Sunday, January 10, 2016

Current Earworm, and Me and One Hit Wonders

A week ago, I wrote a post about binge-watching the early 70s anime smash Science Ninja Team Gatchaman. When I wrote the post, I was forty-two episodes into the series, and I am now at episode sixty-four. At some point, I had to take a pause, "Get a hold of yourself, you can't just watch SNTG episodes!"

Sooooo... I, er, um, watched a clip from the Star Blazers, a 1979 adaptation of the Japanese series Space Battleship Yamato, a space opera about an interstellar quest being undertaken by the crew of a restored Yamato which has been outfitted with a hyperdrive based on a design sent by a friendly alien in order that the humans can defeat a common enemy. The "ultimate weapon" of the eponymous Space Battleship Yamato was the Wave Motion Gun, a superweapon which used the energy of the spaceship's engine to devastating effect:





Poking around the t00bz, I found a song titled Wave Motion Gun by the band Marcy Playground. Now, I had heard of this band, their song Sex and Candy received quite a bit of airplay on alternative radio stations in the late 90s. I was pretty much indifferent to the song, finding it a bit of slacker-grungey mediocrity, so I never really pursued any of the band's other material. Damn, damn, damn... all along I was missing out on a neat little nerdy band whose one mediocre song appealed to radio station program directors. Wave Motion Gun is about the dangers of heroin, comparing the drug to the eponymous planet-busting weapon:


Wave Motion Gun" is a cool song. That's off Shapeshifter. That's a song that a lot of people seem to really dig. It's one of those impression songs. In the end, it's telling the story about me trying to convince my friend not to do heroin anymore. And that became a theme of my life because I went to college in Olympia, Washington, in the early '90s. It was sort of a port area in the Pacific Northwest where all the heroin trade was coming through. And everybody was on it at the time in the early '90s. And all my friends were sort of disappearing, and I didn't know where they were going. I found out they were all doing heroin. And they were doing it together, which is really a weird thing. But I never did it. It was not something I was ever interested in. In fact, drugs are something that never really interested me, except for some experimentation. But I just started watching friends die and disappear and drop out of school and stuff, and turning up in houses in San Francisco and shit like that. And my one closest friend I tried to convince to stop doing it, and that's kind of what that song's about.

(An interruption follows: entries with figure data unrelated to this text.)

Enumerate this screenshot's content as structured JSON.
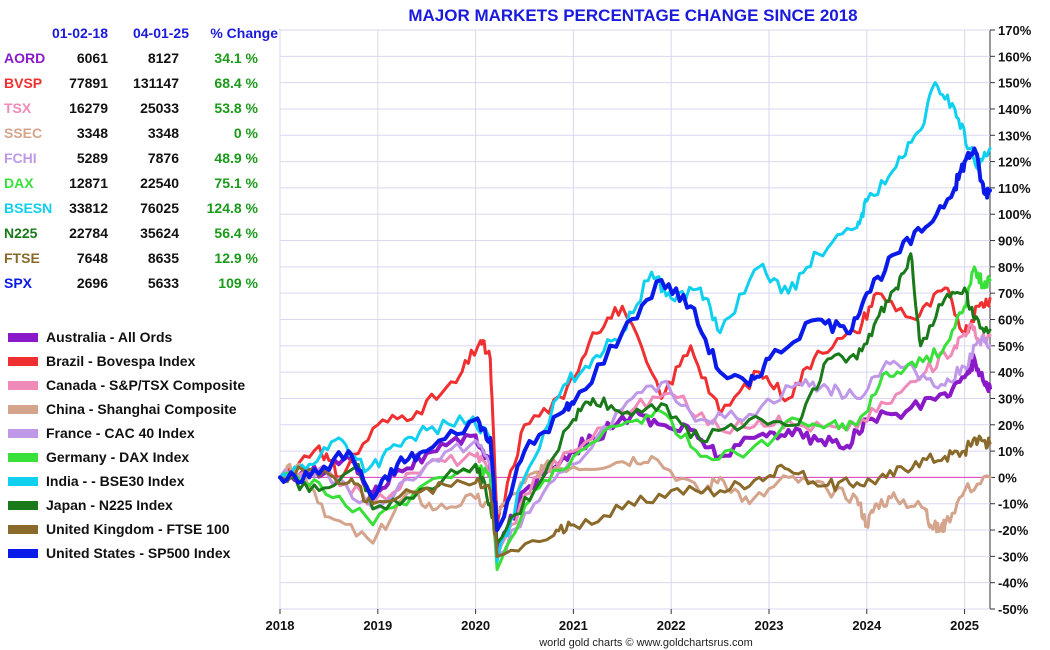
{
  "chart_data": {
    "type": "line",
    "title": "MAJOR MARKETS PERCENTAGE CHANGE SINCE 2018",
    "xlabel": "",
    "ylabel": "",
    "ylim": [
      -50,
      170
    ],
    "xlim": [
      2018.0,
      2025.26
    ],
    "x_ticks": [
      "2018",
      "2019",
      "2020",
      "2021",
      "2022",
      "2023",
      "2024",
      "2025"
    ],
    "y_ticks": [
      -50,
      -40,
      -30,
      -20,
      -10,
      0,
      10,
      20,
      30,
      40,
      50,
      60,
      70,
      80,
      90,
      100,
      110,
      120,
      130,
      140,
      150,
      160,
      170
    ],
    "y_tick_labels": [
      "-50%",
      "-40%",
      "-30%",
      "-20%",
      "-10%",
      "0%",
      "10%",
      "20%",
      "30%",
      "40%",
      "50%",
      "60%",
      "70%",
      "80%",
      "90%",
      "100%",
      "110%",
      "120%",
      "130%",
      "140%",
      "150%",
      "160%",
      "170%"
    ],
    "table": {
      "headers": [
        "01-02-18",
        "04-01-25",
        "% Change"
      ],
      "rows": [
        {
          "code": "AORD",
          "start": "6061",
          "end": "8127",
          "change": "34.1 %"
        },
        {
          "code": "BVSP",
          "start": "77891",
          "end": "131147",
          "change": "68.4 %"
        },
        {
          "code": "TSX",
          "start": "16279",
          "end": "25033",
          "change": "53.8 %"
        },
        {
          "code": "SSEC",
          "start": "3348",
          "end": "3348",
          "change": "0 %"
        },
        {
          "code": "FCHI",
          "start": "5289",
          "end": "7876",
          "change": "48.9 %"
        },
        {
          "code": "DAX",
          "start": "12871",
          "end": "22540",
          "change": "75.1 %"
        },
        {
          "code": "BSESN",
          "start": "33812",
          "end": "76025",
          "change": "124.8 %"
        },
        {
          "code": "N225",
          "start": "22784",
          "end": "35624",
          "change": "56.4 %"
        },
        {
          "code": "FTSE",
          "start": "7648",
          "end": "8635",
          "change": "12.9 %"
        },
        {
          "code": "SPX",
          "start": "2696",
          "end": "5633",
          "change": "109 %"
        }
      ]
    },
    "series": [
      {
        "name": "Australia - All Ords",
        "code": "AORD",
        "color": "#8a1ac8",
        "width": 4,
        "x": [
          2018.0,
          2018.3,
          2018.7,
          2018.95,
          2019.2,
          2019.6,
          2020.0,
          2020.15,
          2020.22,
          2020.5,
          2020.9,
          2021.2,
          2021.6,
          2021.9,
          2022.2,
          2022.5,
          2022.9,
          2023.2,
          2023.5,
          2023.8,
          2024.0,
          2024.4,
          2024.8,
          2025.0,
          2025.1,
          2025.2,
          2025.26
        ],
        "values": [
          0,
          1,
          8,
          -6,
          3,
          10,
          16,
          5,
          -28,
          -5,
          8,
          15,
          24,
          20,
          18,
          8,
          16,
          18,
          14,
          12,
          22,
          25,
          32,
          38,
          45,
          36,
          34
        ]
      },
      {
        "name": "Brazil - Bovespa Index",
        "code": "BVSP",
        "color": "#f03030",
        "width": 3,
        "x": [
          2018.0,
          2018.4,
          2018.6,
          2019.0,
          2019.4,
          2019.8,
          2020.05,
          2020.15,
          2020.22,
          2020.5,
          2020.9,
          2021.2,
          2021.5,
          2021.9,
          2022.2,
          2022.5,
          2022.9,
          2023.2,
          2023.5,
          2023.9,
          2024.1,
          2024.5,
          2024.8,
          2025.0,
          2025.15,
          2025.26
        ],
        "values": [
          0,
          12,
          0,
          20,
          25,
          36,
          52,
          45,
          -18,
          20,
          30,
          55,
          65,
          30,
          50,
          24,
          40,
          30,
          48,
          55,
          70,
          60,
          72,
          55,
          65,
          68
        ]
      },
      {
        "name": "Canada - S&P/TSX Composite",
        "code": "TSX",
        "color": "#f08ab8",
        "width": 3,
        "x": [
          2018.0,
          2018.5,
          2018.95,
          2019.5,
          2020.0,
          2020.15,
          2020.22,
          2020.6,
          2021.0,
          2021.5,
          2022.0,
          2022.5,
          2022.9,
          2023.3,
          2023.8,
          2024.2,
          2024.6,
          2024.9,
          2025.05,
          2025.15,
          2025.26
        ],
        "values": [
          0,
          2,
          -10,
          5,
          8,
          2,
          -30,
          0,
          10,
          25,
          32,
          18,
          22,
          20,
          18,
          28,
          40,
          50,
          58,
          52,
          54
        ]
      },
      {
        "name": "China - Shanghai Composite",
        "code": "SSEC",
        "color": "#d4a48c",
        "width": 3,
        "x": [
          2018.0,
          2018.2,
          2018.5,
          2018.95,
          2019.3,
          2019.6,
          2020.0,
          2020.2,
          2020.5,
          2020.7,
          2021.0,
          2021.5,
          2021.8,
          2022.3,
          2022.5,
          2022.8,
          2023.2,
          2023.6,
          2023.9,
          2024.0,
          2024.1,
          2024.3,
          2024.6,
          2024.65,
          2024.75,
          2024.8,
          2025.0,
          2025.26
        ],
        "values": [
          0,
          5,
          -15,
          -25,
          -6,
          -12,
          -8,
          -14,
          -2,
          4,
          4,
          6,
          8,
          -6,
          0,
          -10,
          0,
          -5,
          -8,
          -18,
          -10,
          -8,
          -12,
          -18,
          -20,
          -18,
          -5,
          0
        ]
      },
      {
        "name": "France - CAC 40 Index",
        "code": "FCHI",
        "color": "#c098e8",
        "width": 3,
        "x": [
          2018.0,
          2018.4,
          2018.95,
          2019.5,
          2020.0,
          2020.15,
          2020.22,
          2020.6,
          2021.0,
          2021.5,
          2021.9,
          2022.3,
          2022.8,
          2023.3,
          2023.6,
          2023.9,
          2024.2,
          2024.5,
          2024.8,
          2025.0,
          2025.15,
          2025.26
        ],
        "values": [
          0,
          3,
          -12,
          5,
          14,
          5,
          -30,
          -10,
          5,
          26,
          36,
          22,
          24,
          36,
          34,
          30,
          44,
          40,
          35,
          42,
          52,
          50
        ]
      },
      {
        "name": "Germany - DAX Index",
        "code": "DAX",
        "color": "#3ae03a",
        "width": 3,
        "x": [
          2018.0,
          2018.4,
          2018.95,
          2019.5,
          2020.0,
          2020.15,
          2020.22,
          2020.6,
          2021.0,
          2021.5,
          2021.9,
          2022.3,
          2022.8,
          2023.3,
          2023.6,
          2023.9,
          2024.2,
          2024.5,
          2024.8,
          2025.0,
          2025.1,
          2025.2,
          2025.26
        ],
        "values": [
          0,
          -2,
          -18,
          -2,
          5,
          0,
          -35,
          -5,
          8,
          20,
          25,
          8,
          10,
          22,
          20,
          20,
          40,
          42,
          50,
          65,
          80,
          72,
          75
        ]
      },
      {
        "name": "India -  - BSE30 Index",
        "code": "BSESN",
        "color": "#10d0f0",
        "width": 3,
        "x": [
          2018.0,
          2018.3,
          2018.6,
          2018.9,
          2019.2,
          2019.5,
          2019.95,
          2020.15,
          2020.22,
          2020.5,
          2020.9,
          2021.2,
          2021.5,
          2021.8,
          2022.0,
          2022.3,
          2022.5,
          2022.9,
          2023.2,
          2023.5,
          2023.9,
          2024.0,
          2024.3,
          2024.55,
          2024.7,
          2024.9,
          2025.05,
          2025.15,
          2025.26
        ],
        "values": [
          0,
          5,
          15,
          3,
          12,
          18,
          22,
          15,
          -32,
          0,
          35,
          45,
          55,
          78,
          68,
          72,
          55,
          80,
          70,
          85,
          95,
          105,
          118,
          132,
          150,
          140,
          125,
          118,
          125
        ]
      },
      {
        "name": "Japan - N225 Index",
        "code": "N225",
        "color": "#1a7a1a",
        "width": 3,
        "x": [
          2018.0,
          2018.4,
          2018.8,
          2018.95,
          2019.5,
          2020.0,
          2020.15,
          2020.22,
          2020.6,
          2021.0,
          2021.2,
          2021.5,
          2021.9,
          2022.3,
          2022.8,
          2023.3,
          2023.6,
          2023.9,
          2024.1,
          2024.3,
          2024.45,
          2024.55,
          2024.8,
          2025.0,
          2025.1,
          2025.26
        ],
        "values": [
          0,
          -5,
          5,
          -12,
          -4,
          5,
          -10,
          -25,
          -5,
          22,
          30,
          24,
          28,
          14,
          22,
          20,
          45,
          45,
          60,
          72,
          85,
          50,
          68,
          72,
          60,
          56
        ]
      },
      {
        "name": "United Kingdom - FTSE 100",
        "code": "FTSE",
        "color": "#8a6a2a",
        "width": 3,
        "x": [
          2018.0,
          2018.3,
          2018.7,
          2018.95,
          2019.5,
          2020.0,
          2020.15,
          2020.22,
          2020.8,
          2021.0,
          2021.5,
          2022.0,
          2022.5,
          2022.9,
          2023.2,
          2023.6,
          2023.9,
          2024.2,
          2024.5,
          2024.8,
          2025.0,
          2025.1,
          2025.2,
          2025.26
        ],
        "values": [
          0,
          3,
          -2,
          -10,
          -4,
          -2,
          -5,
          -30,
          -22,
          -18,
          -12,
          -5,
          -5,
          0,
          3,
          -3,
          -2,
          0,
          6,
          8,
          10,
          15,
          14,
          13
        ]
      },
      {
        "name": "United States - SP500 Index",
        "code": "SPX",
        "color": "#0a1ae8",
        "width": 4,
        "x": [
          2018.0,
          2018.3,
          2018.7,
          2018.95,
          2019.2,
          2019.5,
          2020.0,
          2020.15,
          2020.22,
          2020.5,
          2020.9,
          2021.0,
          2021.5,
          2021.9,
          2022.2,
          2022.5,
          2022.8,
          2023.0,
          2023.5,
          2023.8,
          2024.0,
          2024.3,
          2024.6,
          2024.9,
          2025.0,
          2025.1,
          2025.2,
          2025.26
        ],
        "values": [
          0,
          0,
          10,
          -8,
          5,
          10,
          22,
          15,
          -20,
          10,
          25,
          28,
          55,
          75,
          65,
          40,
          35,
          45,
          60,
          55,
          70,
          85,
          95,
          110,
          120,
          125,
          108,
          109
        ]
      }
    ],
    "reference_line": {
      "value": 0,
      "color": "#e040c0"
    },
    "credit": "world gold charts © www.goldchartsrus.com"
  }
}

The song is pretty damn addictive, I think I might write a song about being addicted to this song.

As far as "one hit wonders" go, it's almost invariably the case that the one song which captures the attention of the public is among my least-liked songs by any particular band. It's a shame that so many bands are saddled with this moniker when their deeper album cuts are so much better than their one hit. Of course, with royalties being what they are, I'm sure any band would rather be a one-hit wonder than a no-hit wonder.

3 comments:

ifthethunderdontgetya™³²®© said...

the one song which captures the attention of the public is among my least-liked songs by any particular band

Even Radar Love?
~

mikey said...

Indeed.

I loathed 'Sex & Candy'.

I LOVE 'Saint Joe on the Schoolbus'. It's a wonderful, powerful, dramatic gutpunch of a song, and it's in regular rotation on a number of my favorite playlists....

OBS said...

Mrs. Snob and I are supposed to go to a superheroes-and-villains-themed fundraiser next month. Alas, she is not interested in dressing up as any of my anime-based suggestions. Closest I got was for us to be Speed Racer and Trixie, which she didn't completely dismiss out of hand.